Vitamins that Should be in Every Lifeguard’s Diet

“Eat your vitamins.” We’ve all heard it from doctors, parents, bosses, and even friends. If you’re a lifeguard or you’re training to become a lifeguard, you may have heard this particularly often. Why? A lifeguard’s immune system needs to be bulletproof — to withstand the physical and mental endurance required for the job on a daily basis. The good news is you can start with four vitamins and you’ll be off to a great start.

1. Vitamin D3

You may have heard about vitamin D3 when the pandemic first began. This superhero vitamin is known for building and boosting immunity, reducing inflammation, strengthening bones and muscles and improving the heart’s function.

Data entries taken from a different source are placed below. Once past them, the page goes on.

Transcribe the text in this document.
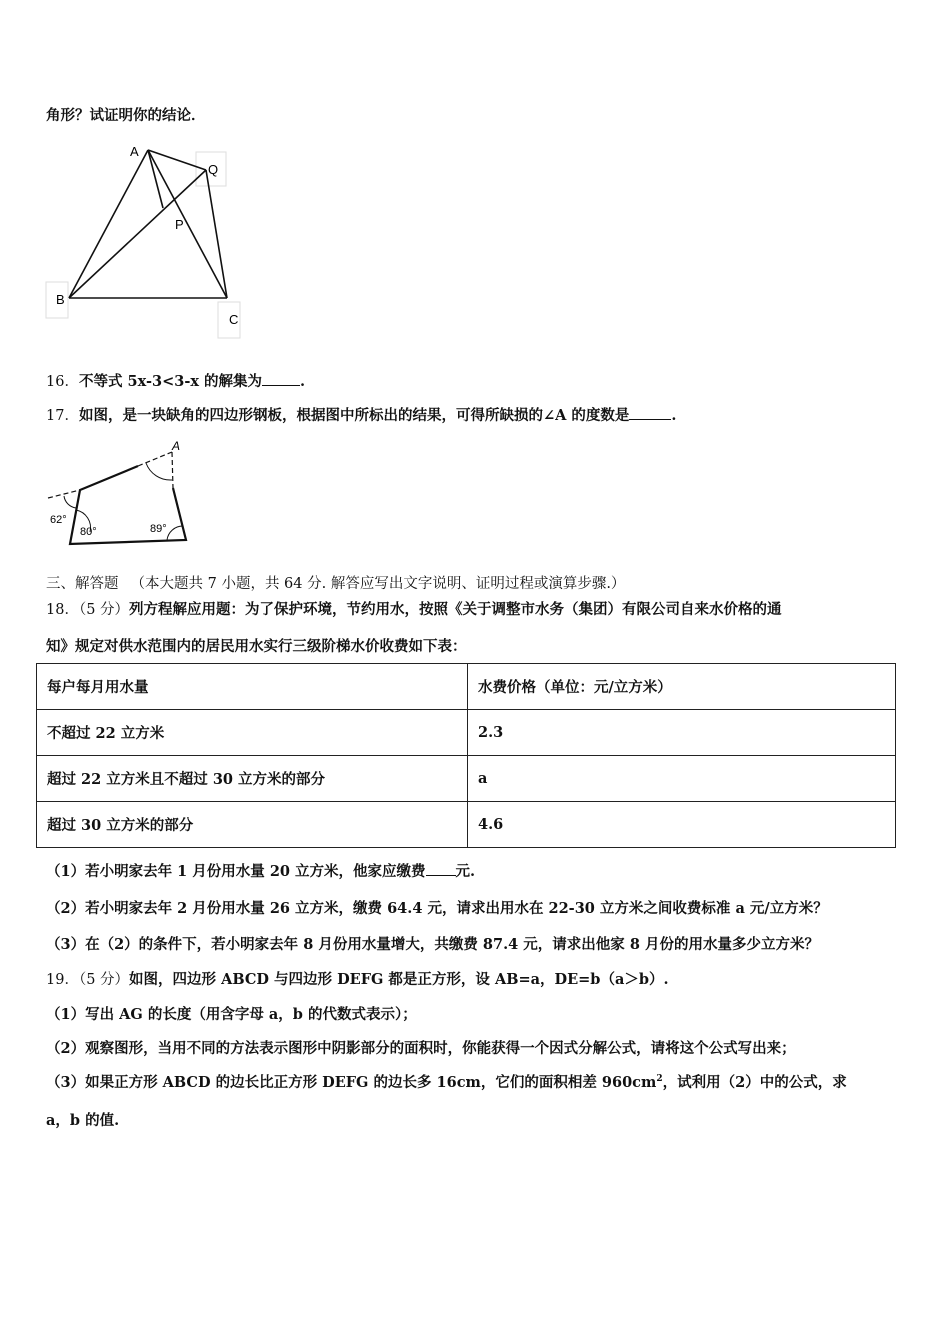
角形？试证明你的结论．
A
Q
P
B
C
16．不等式 5x-3<3-x 的解集为	.
17．如图，是一块缺角的四边形钢板，根据图中所标出的结果，可得所缺损的∠A 的度数是	.
62°
80°	89°
A
三、解答题 （本大题共 7 小题，共 64 分. 解答应写出文字说明、证明过程或演算步骤.）
18．（5 分）列方程解应用题：为了保护环境，节约用水，按照《关于调整市水务（集团）有限公司自来水价格的通
知》规定对供水范围内的居民用水实行三级阶梯水价收费如下表：
每户每月用水量	水费价格（单位：元/立方米）
不超过 22 立方米	2.3
超过 22 立方米且不超过 30 立方米的部分	a
超过 30 立方米的部分	4.6
（1）若小明家去年 1 月份用水量 20 立方米，他家应缴费 元.
（2）若小明家去年 2 月份用水量 26 立方米，缴费 64.4 元，请求出用水在 22-30 立方米之间收费标准 a 元/立方米？
（3）在（2）的条件下，若小明家去年 8 月份用水量增大，共缴费 87.4 元，请求出他家 8 月份的用水量多少立方米？
19．（5 分）如图，四边形 ABCD 与四边形 DEFG 都是正方形，设 AB=a，DE=b（a＞b）.
（1）写出 AG 的长度（用含字母 a，b 的代数式表示）；
（2）观察图形，当用不同的方法表示图形中阴影部分的面积时，你能获得一个因式分解公式，请将这个公式写出来；
（3）如果正方形 ABCD 的边长比正方形 DEFG 的边长多 16cm，它们的面积相差 $960cm^2$，试利用（2）中的公式，求
a，b 的值.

If you want to find vitamin D3 naturally, you’ll find it in foods like salmon, tuna fish, swordfish, egg yolk and cow’s milk. Not a fan of those foods? No worries. You can take a daily vitamin D3 supplement.

2. Vitamin C

Surprised? Probably not. Vitamin C is a well-known vitamin, but do you know why it’s so good for you? Found naturally in oranges and bell peppers, vitamin C helps your body heal from stress or damage. It plays a huge role in the building of blood vessels, cartilage, muscles and collagen. When your body’s feeling run down, a healthy dose of vitamin C goes a long way.

3. Quercetin

Quercetin is technically a plant pigment, and it has anti-inflammatory and antioxidant effects on the body. That means it can help reduce inflammation and swelling, control blood sugar, kill cancer cells and maintain a healthy heart.

4. Zinc

Sound familiar? You’ve probably heard of zinc one way or another. Some lifeguards apply zinc topically as z-stack adsunscreen! But for the sake of vitamin ingestion, we’re talking about the type of zinc you take by mouth. Zinc is a healing vitamin and plays a huge role in the building and maintaining of the immune system. It also helps reduce stress — so that’s a bonus!